Sales by Douglas County stores rose from $39 million in December 1998 to $45.2 million this past December. It was the second straight month of double-digit gains for the county since the opening of the Target store in the complex just south of the Carson City line.
For December, the amount reported for general merchandise stores jumped by a factor of 10 from $420,817 to $4.4 million.
But the county totals were also boosted by a 29.7 percent increase in sales by auto dealers and gas stations to $3.9 million and wholesale trade in durable goods, which rose 26.7 percent to $2.3 million.
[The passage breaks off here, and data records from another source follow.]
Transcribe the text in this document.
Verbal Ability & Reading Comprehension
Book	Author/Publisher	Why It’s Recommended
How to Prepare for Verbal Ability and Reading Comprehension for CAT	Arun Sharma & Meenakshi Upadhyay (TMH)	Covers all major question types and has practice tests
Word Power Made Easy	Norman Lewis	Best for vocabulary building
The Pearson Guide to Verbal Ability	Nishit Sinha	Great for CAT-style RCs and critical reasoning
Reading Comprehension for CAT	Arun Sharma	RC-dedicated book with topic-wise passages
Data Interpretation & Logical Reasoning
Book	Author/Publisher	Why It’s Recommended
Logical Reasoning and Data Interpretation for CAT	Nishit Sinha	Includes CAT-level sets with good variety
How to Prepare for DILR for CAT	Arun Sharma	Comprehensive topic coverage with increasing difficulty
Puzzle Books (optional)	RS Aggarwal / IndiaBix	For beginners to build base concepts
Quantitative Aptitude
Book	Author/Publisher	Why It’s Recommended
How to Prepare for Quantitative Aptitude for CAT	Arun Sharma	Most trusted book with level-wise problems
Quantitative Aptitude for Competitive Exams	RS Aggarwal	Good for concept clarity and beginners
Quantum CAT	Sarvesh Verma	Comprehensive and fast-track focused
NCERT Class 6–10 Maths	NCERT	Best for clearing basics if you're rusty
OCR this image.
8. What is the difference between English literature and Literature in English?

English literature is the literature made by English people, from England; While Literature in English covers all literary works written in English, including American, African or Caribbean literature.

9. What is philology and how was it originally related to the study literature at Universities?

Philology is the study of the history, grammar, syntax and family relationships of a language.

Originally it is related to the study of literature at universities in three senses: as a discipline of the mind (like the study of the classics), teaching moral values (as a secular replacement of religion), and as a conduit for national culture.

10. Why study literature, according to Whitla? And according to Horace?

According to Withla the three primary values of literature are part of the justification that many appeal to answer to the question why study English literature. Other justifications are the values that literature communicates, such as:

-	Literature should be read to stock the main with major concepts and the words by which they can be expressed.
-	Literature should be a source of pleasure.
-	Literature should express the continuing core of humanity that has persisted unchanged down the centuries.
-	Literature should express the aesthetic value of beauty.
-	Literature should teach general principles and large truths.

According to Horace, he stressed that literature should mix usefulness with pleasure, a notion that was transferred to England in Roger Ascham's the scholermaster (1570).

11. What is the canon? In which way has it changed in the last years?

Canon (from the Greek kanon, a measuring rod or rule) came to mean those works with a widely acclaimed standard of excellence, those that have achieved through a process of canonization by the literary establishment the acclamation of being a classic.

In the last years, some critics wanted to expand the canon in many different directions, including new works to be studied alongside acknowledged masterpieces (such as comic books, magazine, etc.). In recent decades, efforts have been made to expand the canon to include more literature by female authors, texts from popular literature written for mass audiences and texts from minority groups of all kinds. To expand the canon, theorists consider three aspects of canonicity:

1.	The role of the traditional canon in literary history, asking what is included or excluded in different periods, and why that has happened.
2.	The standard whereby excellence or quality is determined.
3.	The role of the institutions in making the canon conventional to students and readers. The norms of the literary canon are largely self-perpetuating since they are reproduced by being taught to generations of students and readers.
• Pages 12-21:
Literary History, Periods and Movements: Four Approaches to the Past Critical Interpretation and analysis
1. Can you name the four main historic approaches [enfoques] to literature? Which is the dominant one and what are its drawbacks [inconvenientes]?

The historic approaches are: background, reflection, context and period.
The county’s largest single category, the eating and drinking places which include Stateline resorts, reported a flat 1.9 percent increase in taxable sales.
The increase is similar to that reported in November when general merchandise sales in Douglas jumped from $318.029 to $2.5 million. County officials attribute almost all of the increase in that category to the Target store.
In both months, half of the total increase was attributable to that single category.
In Lyon County, the big increase was in sales by food stores, which increased 31.4 percent to $1.99 million compared with December 1998. The big difference this year is the Smiths store in Dayton, which is siphoning off business that once came to Carson City from the Dayton, Silver Springs and Stagecoach areas as well as down Six Mile Canyon from Virginia City.
And miscellaneous retail stores showed a 55 percent increase to $2.5 million while business services increased 79.8 percent to $610,614.
Countywide, Lyon sales increased 13.3 percent in December to $17.3 million.
In Carson City, meanwhile, taxable sales rose just 3.3 percent to $74.6 million. And while several other categories of sales showed positive numbers in December, general merchandise sales in the capital were down 4.2 percent to $17.9 million. That offset most of the dollar increase generated by a 7.9 percent increase in auto and gas dealer sales, which finished the year with a $13.3 million month. Food sales were off a half-percent in the capital.
Bright spots for Carson City included an 18.5 percent increase in building materials and hardware sales to $4.3 million, a 21.6 percent increase by eating and drinking places to $5.6 million and a 16.3 percent rise in miscellaneous retail sales to $8.7 million.
The increase will not, however, show up as more revenue to Douglas County because the county is one of Nevada’s “guarantee counties” – smaller counties protected from revenue losses caused by residents shopping elsewhere. Douglas already receives far more revenue under the state formula than it generates from sales taxes and will get little more from new stores and increased sales until it passes the formula amount.
Statewide, taxable sales totaled $2.9 billion for the month, a 5.3 percent increase over the $2.7 billion in December 1998 and nearly $400 million more than November totals.
Statewide, general merchandise stores had a good month, increasing total sales by 13.2 percent. And wholesale trade in durable goods was up 17.8 percent statewide.